In [None]:
from datetime import date, datetime

import pandas as pd
from pyspark.sql import Row, SparkSession
from pyspark.sql.functions import col
from pyspark.sql.types import DoubleType, StringType, StructField, StructType

In [None]:
spark = SparkSession.builder.getOrCreate()
spark.conf.set("spark.sql.repl.eagerEval.enabled", True)
spark.conf.set("spark.sql.repl.eagerEval.maxNumRows", 5)

### reading data

In [None]:
schema = StructType(
    [
        StructField("sepal_length", DoubleType(), True),
        StructField("sepal_width", DoubleType(), True),
        StructField("petal_length", DoubleType(), True),
        StructField("petal_width", DoubleType(), True),
        StructField("species", StringType(), True),
    ]
)
df = spark.read.csv("../data/iris.csv", header=False, schema=schema)

In [None]:
df

In [None]:
df.printSchema()

In [None]:
df.columns

In [None]:
df.count()

In [None]:
df.describe()

In [None]:
df.select(df.sepal_length)

In [None]:
filtered_df = df.filter((df.sepal_length > 5) & (df.sepal_width > 3))

In [None]:
filtered_df.count()

### do the equivalent of pandas `df.value_counts()`

In [None]:
filtered_df.groupBy("species").count().orderBy("count", ascending=False)

In [None]:
df.groupBy("species").count().orderBy("count", ascending=False)
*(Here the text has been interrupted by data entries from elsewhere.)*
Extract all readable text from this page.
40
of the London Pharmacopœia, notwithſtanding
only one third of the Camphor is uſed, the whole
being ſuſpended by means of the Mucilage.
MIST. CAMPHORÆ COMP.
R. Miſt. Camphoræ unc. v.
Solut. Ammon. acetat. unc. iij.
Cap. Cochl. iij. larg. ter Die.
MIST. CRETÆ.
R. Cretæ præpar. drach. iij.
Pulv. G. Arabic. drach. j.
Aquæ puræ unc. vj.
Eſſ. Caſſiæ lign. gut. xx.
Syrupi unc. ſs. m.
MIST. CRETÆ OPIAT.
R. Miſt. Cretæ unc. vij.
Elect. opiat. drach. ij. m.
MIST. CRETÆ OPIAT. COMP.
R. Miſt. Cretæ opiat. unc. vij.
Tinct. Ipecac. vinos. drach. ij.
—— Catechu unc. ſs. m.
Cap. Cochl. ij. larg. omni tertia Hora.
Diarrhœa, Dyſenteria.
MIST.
### find the top decile petal area?

In [None]:
(
    df.withColumn("petal_area", col("petal_length") * col("petal_width"))
    .orderBy("petal_area", ascending=False)
    .show(df.count() // 10)
)

### find the top decile sepal area?

In [None]:
(
    df.withColumn("sepal_area", col("sepal_length") * col("sepal_width"))
    .orderBy("sepal_area", ascending=False)
    .show(df.count() // 10)
)